The members of the Remuneration and Appointments Committee are the following:
|Nomination and Remuneration Committee members||Date of first appointment||Expiry date of appointment||2017 attendance rate|
|Gilles Samyn *, chairman||10 March 2009||2019||100 %|
|Elmar Heggen, member||19 April 2018
|Marie Cheval *, member||19 April 2018||2022||–|
* Independant Member
As defined in the Internal Regulations, the Remuneration and Appointments Committee meets at least once a year and has the following responsibilities:
• to make recommendations for the remuneration of members of the Supervisory Board and the Executive Board;
• to issue a recommendation on the total budget and distribution of attendance fees;
• to ensure compliance with the Group’s individual and collective principles, values and code of conduct, applicable to all staff;
• to consider every candidate for appointment or replacement of any member of the Supervisory Board or the Executive Board;
• to prepare a succession plan for members of the Executive Board and the Chairman of the Supervisory Board;
• to discuss the independence of Supervisory Board members;
• to review the balance of the composition of the Supervisory Board in particular in accordance with the shareholding and gender distribution;
• to annually evaluate the Board’s work in order to help draft the Chairman of the Supervisory Board’s report on corporate governance;
• to ensure the prevention of conflicts of interest that could arise within the course of corporate life.

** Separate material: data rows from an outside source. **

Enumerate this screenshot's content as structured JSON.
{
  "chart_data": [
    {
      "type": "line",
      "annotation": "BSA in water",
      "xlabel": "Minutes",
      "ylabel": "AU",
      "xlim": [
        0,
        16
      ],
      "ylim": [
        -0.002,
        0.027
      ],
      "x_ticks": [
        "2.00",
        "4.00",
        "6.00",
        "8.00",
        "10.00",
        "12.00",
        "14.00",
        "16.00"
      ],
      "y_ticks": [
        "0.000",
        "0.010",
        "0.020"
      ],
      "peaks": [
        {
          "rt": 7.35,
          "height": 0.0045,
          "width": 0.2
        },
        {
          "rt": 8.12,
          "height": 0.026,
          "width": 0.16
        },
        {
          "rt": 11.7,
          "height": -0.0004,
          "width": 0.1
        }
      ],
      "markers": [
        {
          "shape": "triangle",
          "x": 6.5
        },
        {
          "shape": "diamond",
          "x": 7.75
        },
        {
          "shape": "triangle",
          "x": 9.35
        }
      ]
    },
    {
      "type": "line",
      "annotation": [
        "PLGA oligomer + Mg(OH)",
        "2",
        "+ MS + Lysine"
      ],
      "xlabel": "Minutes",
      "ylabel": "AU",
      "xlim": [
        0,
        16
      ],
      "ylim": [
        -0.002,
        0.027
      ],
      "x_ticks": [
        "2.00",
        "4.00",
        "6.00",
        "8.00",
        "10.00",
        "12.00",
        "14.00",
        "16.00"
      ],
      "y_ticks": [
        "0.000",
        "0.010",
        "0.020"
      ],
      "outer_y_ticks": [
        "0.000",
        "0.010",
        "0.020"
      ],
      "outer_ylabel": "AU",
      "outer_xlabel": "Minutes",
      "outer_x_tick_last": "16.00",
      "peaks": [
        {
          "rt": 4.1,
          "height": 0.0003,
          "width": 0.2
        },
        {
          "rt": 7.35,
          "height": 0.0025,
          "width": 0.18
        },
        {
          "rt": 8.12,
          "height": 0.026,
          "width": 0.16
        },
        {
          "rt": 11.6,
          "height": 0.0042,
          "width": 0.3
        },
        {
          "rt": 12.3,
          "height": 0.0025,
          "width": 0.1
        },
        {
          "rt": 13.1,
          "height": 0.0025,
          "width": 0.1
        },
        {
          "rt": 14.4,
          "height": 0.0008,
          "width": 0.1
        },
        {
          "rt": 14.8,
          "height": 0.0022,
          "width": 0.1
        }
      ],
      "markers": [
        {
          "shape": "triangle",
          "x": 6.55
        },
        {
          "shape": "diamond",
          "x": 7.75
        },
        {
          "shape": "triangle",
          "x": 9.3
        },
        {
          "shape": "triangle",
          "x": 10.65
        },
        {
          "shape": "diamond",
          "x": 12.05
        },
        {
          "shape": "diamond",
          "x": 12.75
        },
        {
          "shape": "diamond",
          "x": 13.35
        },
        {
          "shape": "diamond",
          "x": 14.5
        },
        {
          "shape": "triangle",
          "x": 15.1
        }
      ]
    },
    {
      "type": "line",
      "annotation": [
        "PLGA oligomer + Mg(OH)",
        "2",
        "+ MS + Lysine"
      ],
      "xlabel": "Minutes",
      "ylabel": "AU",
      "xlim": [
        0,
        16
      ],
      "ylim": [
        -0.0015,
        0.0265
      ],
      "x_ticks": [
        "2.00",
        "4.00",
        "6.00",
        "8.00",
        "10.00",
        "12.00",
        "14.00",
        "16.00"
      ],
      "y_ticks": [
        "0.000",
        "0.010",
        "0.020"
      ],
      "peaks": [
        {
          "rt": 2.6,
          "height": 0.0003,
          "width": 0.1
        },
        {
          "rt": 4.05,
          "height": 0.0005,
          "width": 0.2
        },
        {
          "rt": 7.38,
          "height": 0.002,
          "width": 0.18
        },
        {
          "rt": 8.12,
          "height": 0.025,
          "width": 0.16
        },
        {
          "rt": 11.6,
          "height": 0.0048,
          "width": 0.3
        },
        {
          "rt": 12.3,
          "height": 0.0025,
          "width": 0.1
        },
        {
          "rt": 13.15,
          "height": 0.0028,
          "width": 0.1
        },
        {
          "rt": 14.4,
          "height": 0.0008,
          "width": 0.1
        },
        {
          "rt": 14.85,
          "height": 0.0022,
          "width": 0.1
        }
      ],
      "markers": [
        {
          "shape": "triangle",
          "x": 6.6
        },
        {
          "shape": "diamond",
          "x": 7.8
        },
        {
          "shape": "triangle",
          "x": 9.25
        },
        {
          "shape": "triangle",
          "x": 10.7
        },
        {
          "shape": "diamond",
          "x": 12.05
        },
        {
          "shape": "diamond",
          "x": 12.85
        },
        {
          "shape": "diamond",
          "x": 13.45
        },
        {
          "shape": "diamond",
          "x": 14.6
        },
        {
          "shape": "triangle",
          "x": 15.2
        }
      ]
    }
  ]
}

The Remunerations and Appointments Committee also regularly reviews succession issues relating to Executive Board members in order to be able to propose solutions to the Supervisory Board in the event of a vacancy. These issues were addressed at each of the 2017 meetings, and were covered by a specific item at the meeting of 17 February 2017, during which the early reappointment of the Executive Board was proposed.
For each of its meetings, the Remuneration and Appointments Committee is provided with a file prepared by the Company to give the clearest possible insight into the implications of its decisions.
The Committee met three times in 2017, on 17 February, 20 July and 26 October, and ruled on:
• the calculation of the Executive Board members’ variable remuneration for 2016;
• the definition of objectives for the calculation of Executive Board members’ variable remuneration for 2017;
• the achievement of performance conditions for releasing the free share allocation plan of 2015, with delivery on 28 July 2017, and 2016, with delivery on 28 July 2018;
• the conditions for the annual allocation of free shares;
• the co-option of a new member of the Supervisory Board;
• renewal of the Executive Board;
• the appointment of a new member to the Executive Board;
• the authorisation of the Supervisory Board’s attendance fees scale.
The Committee reported on its work to the Supervisory Board, which took note of it and followed all of the Committee’s recommendations.
The attendance rate of its members was 100% in 2017.